When Imogene returned with the food, Sarah couldn’t eat. Imogene finally gave up coaxing and ate her own supper, the tray balanced across her knees. Near the bowl was a periodical with a worn cover. “The proprietress loaned me this.” Imogene indicated the paper-covered book. “She thought we might like to read it, since we are going to be living in Nevada. She’s never read it herself-she speaks English moderately well, but she never learned to read it. She’s from Vienna. A man from the East left it here six months ago and she set it aside for him in the event he should ever come back for it. That’s nice, don’t you think?” She waited hopelessly for Sarah to reply. “I want to read you something,” she went on. “It’s by Mark Twain. I used to read Mr. Twain to the class sometimes, remember? It’s about Virginia City, that’s near Reno. ‘How they rode! The Mexicanized Americans of Nevada. Leaning just gently forward out of the perpendicular, easy and nonchalant, with broad slouch-hat brim blown squire up in front and long riata swinging…”
“Tell me about Mary Beth,” Sarah said suddenly.
Imogene put aside her tray and wiped her hands on the towel that served as her napkin. Fear was souring the food in her stomach. “She was a student of mine. A lovely girl,” Imogene began carefully. “She was about your age. What do you want to know about her?”
“Is it true what the letter said?” Sarah stared at the bare wood of the wall. “Please tell me,” she whispered.

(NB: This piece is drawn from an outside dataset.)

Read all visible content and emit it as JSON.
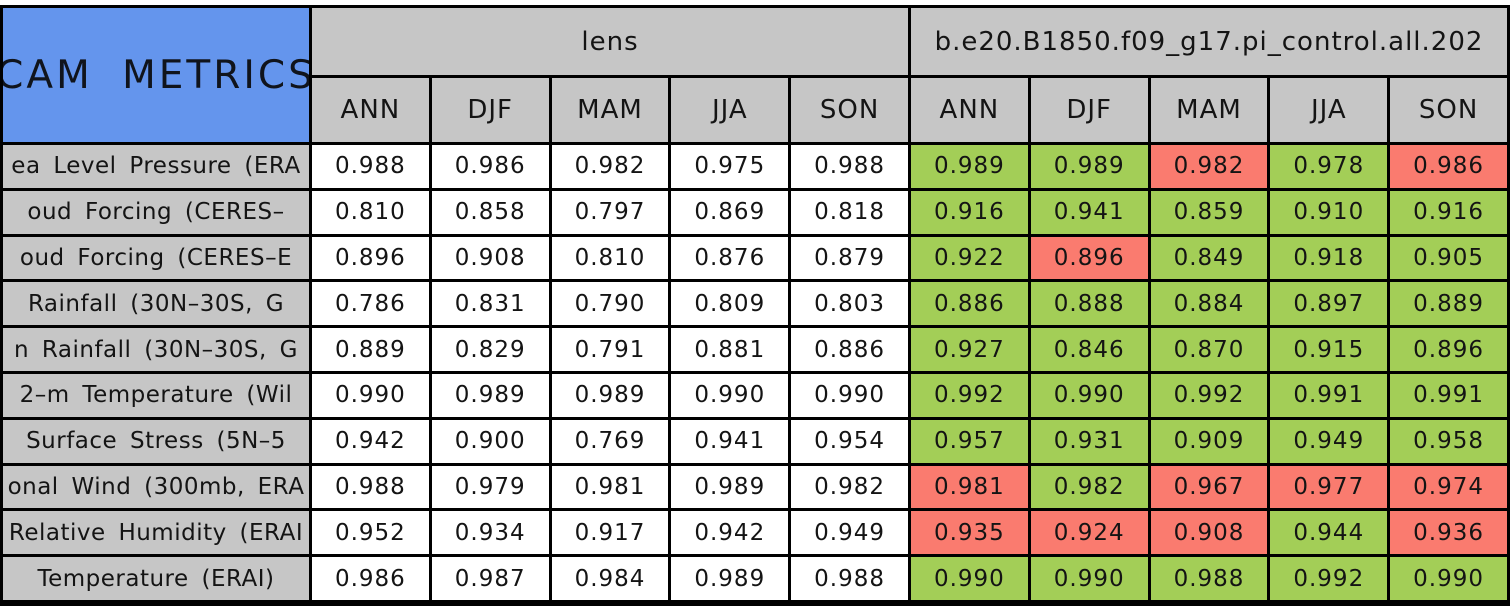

To gather her thoughts, Imogene carried the remnants of her supper across the room and set the tray in the hall, her mind running through the quiet year she had spent in the company of Mary Beth Aiken.
Mary Beth was sixteen when they’d met; it was her last year in school. She was outgoing and pretty. Students had had crushes on Imogene before and she had come to recognize the symptoms, but this time it was different.